Earlier this year, Big Machine Records Chief Operating Officer Andrew Kautz visited Full Sail’s On Air Studio to talk to students about working in the music industry. Located on Nashville’s historic Music Row, Big Machine is home to some of the biggest artists in country music – including Taylor Swift, Florida Georgia Line, Tim McGraw, Rascal Flatts, and more.
During the discussion, Andrew shares advice for aspiring artists, addresses the resurgence of vinyl records, and describes some of the ways his company leverages technology to its benefit. He also speaks in-depth about the value of a record label – and its evolving role in today’s DIY-environment.
Early in the discussion, Andrew acknowledges an important caveat: Many artists don’t need labels. He cites low recording costs and the ease of using social media as just a couple of reasons some artists can do it all themselves. A label, as he puts it, simply acts as an “amplifier” for those who’ve tapped all of their resources and still have room to grow. Basically, if you have a dedicated fanbase and the roll-up-your-sleeves-grit needed to expand it, a label can scoop you up and help you soar above the independents.
Andrew’s insight, of course, derives specifically from his experience at Big Machine – which he describes as having a “boutique” feel. (Boutique companies provide high-quality, customized service to a small selection of hand-picked clients.) In this case, Big Machine provides teams of experts that hone and strengthen the talents of already-established musicians. Andrew dubs this approach “Artist Inc.,” and says it represents the future of the label industry.
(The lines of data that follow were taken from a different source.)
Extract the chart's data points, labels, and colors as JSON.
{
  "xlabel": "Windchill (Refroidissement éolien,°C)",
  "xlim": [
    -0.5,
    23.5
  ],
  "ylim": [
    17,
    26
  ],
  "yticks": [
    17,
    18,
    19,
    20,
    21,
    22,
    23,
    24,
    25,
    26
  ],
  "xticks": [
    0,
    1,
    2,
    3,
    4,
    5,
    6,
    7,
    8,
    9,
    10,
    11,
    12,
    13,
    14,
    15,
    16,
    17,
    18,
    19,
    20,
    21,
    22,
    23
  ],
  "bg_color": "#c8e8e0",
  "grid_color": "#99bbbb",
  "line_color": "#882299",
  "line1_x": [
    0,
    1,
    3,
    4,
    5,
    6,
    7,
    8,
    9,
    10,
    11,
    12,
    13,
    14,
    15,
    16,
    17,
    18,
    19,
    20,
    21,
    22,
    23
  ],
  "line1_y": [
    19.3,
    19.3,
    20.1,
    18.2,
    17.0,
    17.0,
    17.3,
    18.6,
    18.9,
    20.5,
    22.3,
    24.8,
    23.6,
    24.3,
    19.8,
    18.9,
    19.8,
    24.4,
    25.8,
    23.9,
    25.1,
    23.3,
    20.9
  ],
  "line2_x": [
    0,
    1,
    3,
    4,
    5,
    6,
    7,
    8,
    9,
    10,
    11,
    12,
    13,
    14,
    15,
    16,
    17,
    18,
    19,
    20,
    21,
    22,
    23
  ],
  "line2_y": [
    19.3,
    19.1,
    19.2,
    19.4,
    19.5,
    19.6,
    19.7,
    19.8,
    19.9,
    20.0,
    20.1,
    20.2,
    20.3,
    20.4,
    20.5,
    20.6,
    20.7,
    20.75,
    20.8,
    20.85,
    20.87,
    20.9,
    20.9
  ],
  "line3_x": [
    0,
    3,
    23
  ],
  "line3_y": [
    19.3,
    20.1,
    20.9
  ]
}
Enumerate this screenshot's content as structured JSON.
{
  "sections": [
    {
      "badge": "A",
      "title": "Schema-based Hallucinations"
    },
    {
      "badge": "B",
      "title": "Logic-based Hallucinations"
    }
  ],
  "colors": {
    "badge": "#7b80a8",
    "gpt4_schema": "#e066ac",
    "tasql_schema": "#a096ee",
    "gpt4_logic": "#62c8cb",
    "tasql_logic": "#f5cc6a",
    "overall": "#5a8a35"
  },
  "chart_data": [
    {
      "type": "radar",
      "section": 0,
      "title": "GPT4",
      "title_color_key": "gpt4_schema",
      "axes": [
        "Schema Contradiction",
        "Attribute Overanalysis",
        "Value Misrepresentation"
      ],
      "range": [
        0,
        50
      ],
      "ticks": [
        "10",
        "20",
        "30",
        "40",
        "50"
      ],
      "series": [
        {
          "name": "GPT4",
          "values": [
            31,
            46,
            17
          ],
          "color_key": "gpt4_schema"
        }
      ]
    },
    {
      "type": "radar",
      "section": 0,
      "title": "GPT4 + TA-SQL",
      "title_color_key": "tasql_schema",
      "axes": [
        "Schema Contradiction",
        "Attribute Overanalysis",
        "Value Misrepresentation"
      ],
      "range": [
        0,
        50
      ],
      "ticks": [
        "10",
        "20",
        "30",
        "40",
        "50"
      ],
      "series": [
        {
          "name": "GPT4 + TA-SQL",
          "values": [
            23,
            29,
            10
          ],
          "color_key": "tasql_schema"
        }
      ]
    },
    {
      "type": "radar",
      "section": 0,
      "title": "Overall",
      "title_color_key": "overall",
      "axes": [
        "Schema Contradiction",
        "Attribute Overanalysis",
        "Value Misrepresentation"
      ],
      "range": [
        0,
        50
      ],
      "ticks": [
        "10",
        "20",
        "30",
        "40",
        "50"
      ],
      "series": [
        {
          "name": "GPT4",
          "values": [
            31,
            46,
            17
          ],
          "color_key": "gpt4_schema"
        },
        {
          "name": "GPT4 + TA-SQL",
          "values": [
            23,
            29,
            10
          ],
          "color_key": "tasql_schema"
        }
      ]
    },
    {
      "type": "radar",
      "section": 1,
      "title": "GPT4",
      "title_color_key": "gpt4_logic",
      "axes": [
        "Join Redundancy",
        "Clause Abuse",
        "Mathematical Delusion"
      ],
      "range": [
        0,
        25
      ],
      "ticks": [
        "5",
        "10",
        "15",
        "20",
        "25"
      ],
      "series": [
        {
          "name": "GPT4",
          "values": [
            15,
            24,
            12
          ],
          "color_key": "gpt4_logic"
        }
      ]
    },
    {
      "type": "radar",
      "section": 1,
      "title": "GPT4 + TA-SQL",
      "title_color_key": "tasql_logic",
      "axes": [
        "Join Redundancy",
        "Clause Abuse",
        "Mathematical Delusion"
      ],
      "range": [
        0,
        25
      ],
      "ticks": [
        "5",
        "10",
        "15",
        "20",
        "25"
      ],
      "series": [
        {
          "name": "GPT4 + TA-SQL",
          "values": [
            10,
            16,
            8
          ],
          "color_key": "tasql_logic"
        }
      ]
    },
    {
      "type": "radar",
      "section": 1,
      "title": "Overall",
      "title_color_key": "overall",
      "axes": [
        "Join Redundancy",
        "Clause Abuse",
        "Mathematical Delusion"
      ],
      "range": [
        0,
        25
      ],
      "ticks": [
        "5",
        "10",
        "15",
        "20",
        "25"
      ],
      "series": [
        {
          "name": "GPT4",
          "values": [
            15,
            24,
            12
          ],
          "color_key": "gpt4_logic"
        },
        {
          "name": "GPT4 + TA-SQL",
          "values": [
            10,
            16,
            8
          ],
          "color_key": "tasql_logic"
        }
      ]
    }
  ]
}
Before approaching labels, explains Andrew, artists need to know who they are. “They need to be able to build a connection with an audience. That’s nothing you can teach. If they can’t stand on a stage with an instrument and draw somebody in to the story they’re telling, we can’t help them.”
But for those who DO possess these abilities, a label can fine-tune star-quality skills like carrying out interviews or creating an image that works. “Sometimes the artist’s image doesn’t match their persona. Helping them align that is all part of what we do. If there’s talent and a connection, we can make that bigger. We can’t create it. That’s a different genre.”
When you’re signed to a label, says Andrew, “it’s like being a member of a sports team. The value of a label, especially Big Machine, is you have this team that puts their arms around you, that buys into what [you] do. An artist can only grow to be so big without a team, without a group of experts. What we bring to the table is experience of what worked and what didn’t work. Not to say that we are always right, because we learn, every single day.”
Other perks of working as a team include taking advantage of already-cultivated relationships – like, for instance, relationships with high-exposure shows like Good Morning America, The Today Show, or Jimmy Kimmel. “That’s a huge advantage for artists. They get to go in that door that another artist has already opened.”
“We try very hard to not have similar artists. We want everyone to be unique and in their own thing, and that’s what affords our numbers – just that five-artist, potentially eight-artist lane. It really gives us the ability to have differentiation and uniqueness. And you’re still going to have overlapping fanbases. I think that’s where the advantage of a label is. A RaeLynn can take advantage of a Danielle Bradbery. Nobody is a fan of one artist. We can identify a range of artists, or a style of music that somebody loves, and you can give them a little more variety.”
Andrew points to mash-ups (like the remix of Florida Georgia Line’s hit single “Cruise”) as an effective way to merge fanbases. “The Nelly fanbases wouldn’t necessarily have come and found Florida Georgia Line, and Florida Georgia Line wouldn’t necessarily have come and found the Nelly fanbases. But when you combine the two, you get the best-selling country single of all time.”
For better or for worse, product endorsements are lucrative ways to help artists and labels to leverage the cost of marketing their music. “Artists have a very unique ability to bring credibility to products, [but] not so much the other way around.” For instance, Andrew explains, an artist can wear a certain brand of clothing, and fans who “identify with or aspire to be like that artist” tend to take on some of those behaviors.
Sometimes it’s not a good fit and sometimes it’s just doing business to pay the bills, he says. “But the ones that work the best are when you have a very similar lifestyle brand that works well with your artist … Instead of it being just a paycheck to the artist, there’s actually a marketing connection. And it’s worked very well to help us reach farther. It doesn’t mean we spend less on marketing a record; it just expands our reach.”